La période d’essai peut être renouvelée une fois si un accord de branche étendu et le contrat de travail en prévoit expressément la possibilité (C. trav. art. L 1221-21 et L 1221-23). La durée de la période d’essai, renouvellement compris, ne peut pas alors dépasser 4 mois pour les ouvriers et employés, 6 mois pour les agents de maîtrise et techniciens et 8 mois pour les cadres (C. trav. art. L 1221-21).

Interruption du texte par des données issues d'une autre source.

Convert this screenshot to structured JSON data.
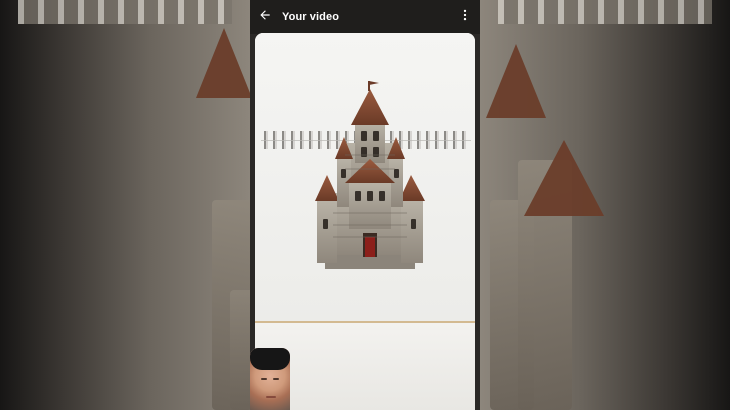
{
  "app": {
    "title": "Your video"
  },
  "colors": {
    "appbar_bg": "#1f1e1c",
    "appbar_text": "#ffffff"
  },
  "icons": {
    "back": "arrow-left-icon",
    "more": "more-vertical-icon"
  }
}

La rupture n’est possible que pour un motif professionnel
La période d’essai est destinée à permettre au salarié d’apprécier si les fonctions occupées lui conviennent et à l’employeur d’évaluer les compétences de l’intéressé dans son travail (C. trav. art. L 1221-20). La rupture de cette période par l’employeur ne peut donc être fondée que sur un motif inhérent à la personne du salarié . Comme l’a rappelé à plusieurs reprises la Cour de cassation, la rupture pour un autre motif est abusive (Cass. soc. 20-11-2007 n° 06-41.212 F-PBRI ; Cass. soc. 10-4-2013 n° 11-24.794 F-D). Il en est ainsi par exemple si elle intervient pour des raisons économiques (Cass. soc. 30-11-2011 n° 10-30.535 F-D) ou à la suite du refus de l’intéressé d’une diminution de son salaire (Cass. soc. 10-12-2008 n° 07-42.445 F-PB). Le salarié est en droit d’obtenir des dommages-intérêts si le caractère abusif de la rupture est établi.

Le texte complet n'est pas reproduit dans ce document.